There is a new district attorney in Dallas County. Election Day 2018 meant an overwhelming victory for District-Attorney Elect John Creuzot who will be sworn in on January 1, 2019.
"It’s not wanting to be the district attorney,” said Creuzot. “It’s about wanting to implement change."
Creuzot, who retired from the bench in 2012, said his first order of business will be to train many of the current staff members in the District Attorney’s office.
The latest news from around North Texas.
"There are a lot of good prosecutors in the Dallas County District Attorney’s office who want to do the right thing. They just haven’t been shown what the right thing is," he said.
He said those initial moves are part of his campaign promise of “real justice reform.”
Creuzot, the Democrat, beat Republican Faith Johnson. Johnson had been in office since December 2016, when she was appointed by Governor Greg Abbott.
While Johnson has been praised for the conviction and sentencing of former Balch Springs police officer Roy Oliver in the murder of unarmed teen Jordan Edwards, she had been at the center of scrutiny when it comes to the high profile shooting of Botham Jean in September. Jean was killed in his Dallas apartment by then-Dallas police officer Amber Guyger. Guyger says she mistook Jean’s apartment for her own and thought he was an intruder. Guyger was eventually fired by the department and has been charged with manslaughter, many saying it should be murder.
“I don’t know any police reports. I don’t know any forensic reports, but based on what I have seen, manslaughter is an inappropriate charge, based on the circumstances as I understand them,” said Creuzot. “Once I get in there and I get everything in front of me and it appears the most appropriate charge is murder, then that’s the charge we will go forward with.”
He said anything less than murder deviates from Dallas County precedent.
“I think I’m going to join everybody else in praying that we don’t have any more police shootings. That’s the first step. That’s not on us. That’s on the police.”
Creuzot says if the case hasn’t gone through the system before he takes the reigns of the office, he will be taking a close look and that his office will have the authority to upgrade the charge to murder.
There has also been conversation regarding the alleged preferential treatment of not just Guyger, but other police officers accused of misconduct.
"They need to be held accountable like anyone else. 99.9 percent of our police officers are great people and doing it for the right reason, but there are going to be those individuals out there who are going to shoot and hurt and kill someone and they need to be held accountable just like you and I would be held accountable,” he said.
He also mentioned the need for alternative force considerations in police departments across Dallas County.
"I think that every police agency in this community needs to re-engage in that issue and talk about something other than shooting a person... that’s number one,” said Creuzot.
Creuzot has also been vocal about his stance on the death penalty.
"I would very narrowly tailor that to people who I felt or the evidence showed would be a danger in the penal community to either other inmates or to the personnel."

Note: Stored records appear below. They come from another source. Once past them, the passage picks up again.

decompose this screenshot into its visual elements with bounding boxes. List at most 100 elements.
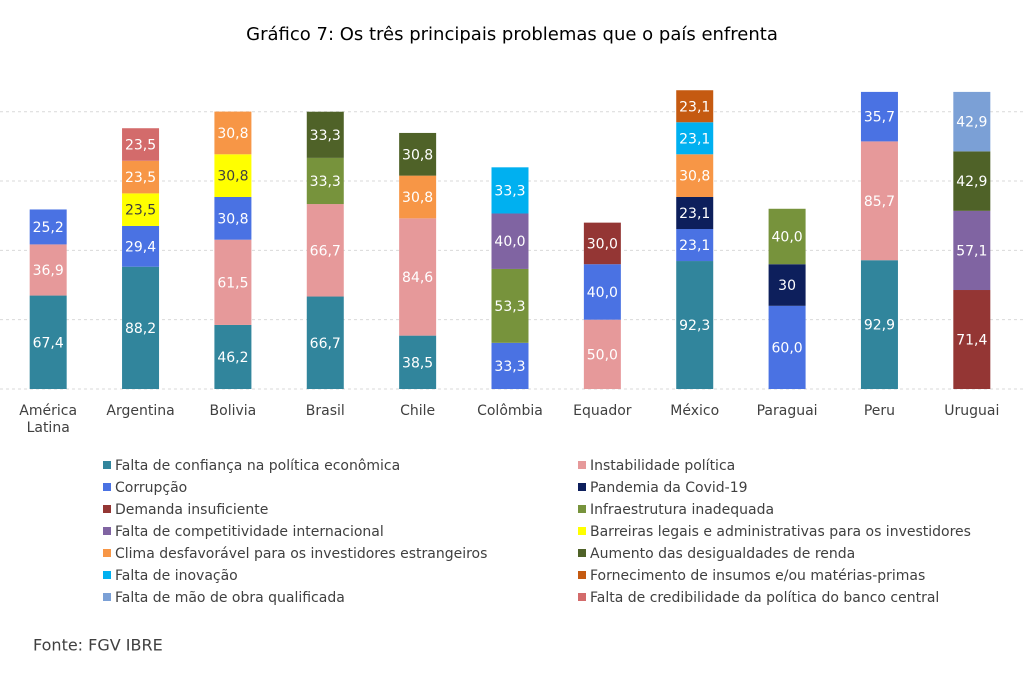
data-label: 33,3 (310, 128, 341, 144)
data-label: 42,9 (956, 174, 987, 190)
legend-swatch (103, 571, 111, 579)
data-label: 30,8 (217, 211, 248, 227)
legend-label: Corrupção (115, 480, 187, 496)
bar-segment (214, 239, 252, 325)
x-tick-label: Paraguai (756, 403, 818, 419)
data-label: 35,7 (864, 110, 895, 126)
legend-label: Falta de confiança na política econômica (115, 458, 400, 474)
data-label: 71,4 (956, 333, 987, 349)
bar-segment (122, 225, 160, 267)
bar-segment (676, 154, 714, 197)
bar-segment (768, 264, 806, 306)
bar-segment (953, 210, 991, 291)
bar-segment (860, 260, 898, 389)
x-tick-label: América Latina (19, 403, 78, 436)
data-label: 67,4 (33, 335, 64, 351)
bar-segment (491, 213, 529, 269)
bar-segment (953, 91, 991, 152)
data-label: 23,1 (679, 99, 710, 115)
x-tick-label: Uruguai (944, 403, 1000, 419)
bar-segment (953, 151, 991, 211)
data-label: 57,1 (956, 243, 987, 259)
data-label: 38,5 (402, 355, 433, 371)
data-label: 92,9 (864, 318, 895, 334)
legend-swatch (578, 505, 586, 513)
data-label: 92,3 (679, 318, 710, 334)
data-label: 40,0 (494, 234, 525, 250)
bar-segment (491, 167, 529, 214)
legend-swatch (578, 461, 586, 469)
legend-swatch (103, 483, 111, 491)
bar-segment (122, 193, 160, 226)
legend-swatch (578, 483, 586, 491)
data-label: 23,1 (679, 238, 710, 254)
legend-swatch (578, 571, 586, 579)
bar-segment (583, 222, 621, 265)
bar-segment (491, 268, 529, 343)
bar-segment (122, 128, 160, 161)
bar-segment (214, 111, 252, 155)
legend-label: Clima desfavorável para os investidores … (115, 546, 487, 562)
bar-segment (768, 208, 806, 265)
data-label: 30,8 (217, 169, 248, 185)
data-label: 50,0 (587, 347, 618, 363)
bar-segment (399, 132, 437, 176)
x-tick-label: Bolivia (209, 403, 257, 419)
bar-segment (860, 141, 898, 261)
legend-swatch (103, 593, 111, 601)
bar-segment (214, 154, 252, 197)
data-label: 66,7 (310, 243, 341, 259)
data-label: 85,7 (864, 194, 895, 210)
data-label: 30,8 (679, 169, 710, 185)
bar-segment (676, 261, 714, 389)
data-label: 46,2 (217, 350, 248, 366)
legend-label: Barreiras legais e administrativas para … (590, 524, 971, 540)
data-label: 23,5 (125, 170, 156, 186)
data-label: 33,3 (494, 359, 525, 375)
data-label: 84,6 (402, 270, 433, 286)
chart-title: Gráfico 7: Os três principais problemas … (246, 24, 778, 45)
bar-segment (399, 175, 437, 219)
legend-swatch (578, 593, 586, 601)
data-label: 23,5 (125, 138, 156, 154)
bar-segment (29, 244, 67, 296)
data-label: 23,1 (679, 131, 710, 147)
legend-label: Falta de mão de obra qualificada (115, 590, 345, 606)
legend-label: Demanda insuficiente (115, 502, 268, 518)
data-label: 60,0 (772, 340, 803, 356)
bar-segment (491, 342, 529, 389)
data-label: 33,3 (494, 183, 525, 199)
legend-swatch (578, 549, 586, 557)
data-label: 40,0 (772, 230, 803, 246)
legend-label: Falta de competitividade internacional (115, 524, 384, 540)
bar-segment (306, 111, 344, 158)
data-label: 29,4 (125, 239, 156, 255)
data-label: 23,1 (679, 206, 710, 222)
data-label: 30,8 (217, 126, 248, 142)
bar-segment (122, 160, 160, 194)
source: Fonte: FGV IBRE (33, 636, 163, 655)
bar-segment (583, 319, 621, 389)
legend-label: Falta de credibilidade da política do ba… (590, 590, 939, 606)
data-label: 30,8 (402, 190, 433, 206)
bar-segment (676, 229, 714, 262)
data-label: 25,2 (33, 220, 64, 236)
x-tick-label: Argentina (106, 403, 175, 419)
data-label: 42,9 (956, 115, 987, 131)
legend-label: Infraestrutura inadequada (590, 502, 774, 518)
bar-segment (214, 324, 252, 389)
bar-segment (214, 196, 252, 240)
bar-segment (306, 296, 344, 389)
x-tick-label: Peru (863, 403, 896, 419)
bar-segment (29, 295, 67, 389)
legend-swatch (578, 527, 586, 535)
legend-swatch (103, 505, 111, 513)
x-tick-label: Colômbia (477, 403, 543, 419)
bar-segment (122, 266, 160, 389)
legend-swatch (103, 527, 111, 535)
bar-segment (860, 91, 898, 142)
data-label: 66,7 (310, 336, 341, 352)
bar-segment (768, 305, 806, 389)
legend-label: Fornecimento de insumos e/ou matérias-pr… (590, 568, 925, 584)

Before his retirement from the bench in 2012, Creuzot gained national attention for his diversion drug court. Instead of always jailing first time offenders, their danger to the community was evaluated. Their past was screened to see if rehabilitation was a better fit. He’s hoping to implement some of those practices when he takes office.
Creuzot said he will also be evaluating bail practices in the county. He said under the Texas Constitution, most people have the right to have a bond set. He said there will still be a bond industry, but his plan is to work to reduce the number of people being incarcerated while increasing fairness in the system.
“It means that the poor won’t sit in jail because they don’t have a few dollars. It also means that they won't have pressure on them to plead guilty, when they know they are not. It means a lower jail population... and a more humane criminal justice system." said Creuzot. “"I really think that if we do this in a smart way that we can reduce crime. I think Dallas County alone can close 2 or 3 more prisons ion the next 4 years... that’s my goal. I want to get those numbers down, but I also want to address racial disparity and sentencing and mass incarceration."
Outgoing District Attorney Faith Johnson released a statement to NBC 5 Thursday night.
"I am proud of the work that my team and I have done to prepare the Amber Guyger case for presentation to the grand jury. In vigorous pursuit of justice for Botham Shem Jean and his family, we have worked tirelessly gathering evidence, conducting forensic testing, and interviewing more than 200 witnesses for our own independent investigation. As I have stated from the beginning, my team will present to the grand jury all of the evidence gathered during both our independent investigation and the Texas Rangers’ investigation. Further, we will explain all of the applicable laws so that the grand jury will have all the evidence they need to make the right decision. It is my sincere hope that if the grand jury true bills the Amber Guyger case, Judge Cruezot will continue my work to vigorously seek justice for Botham Shem Jean, his family, and the residents of Dallas County."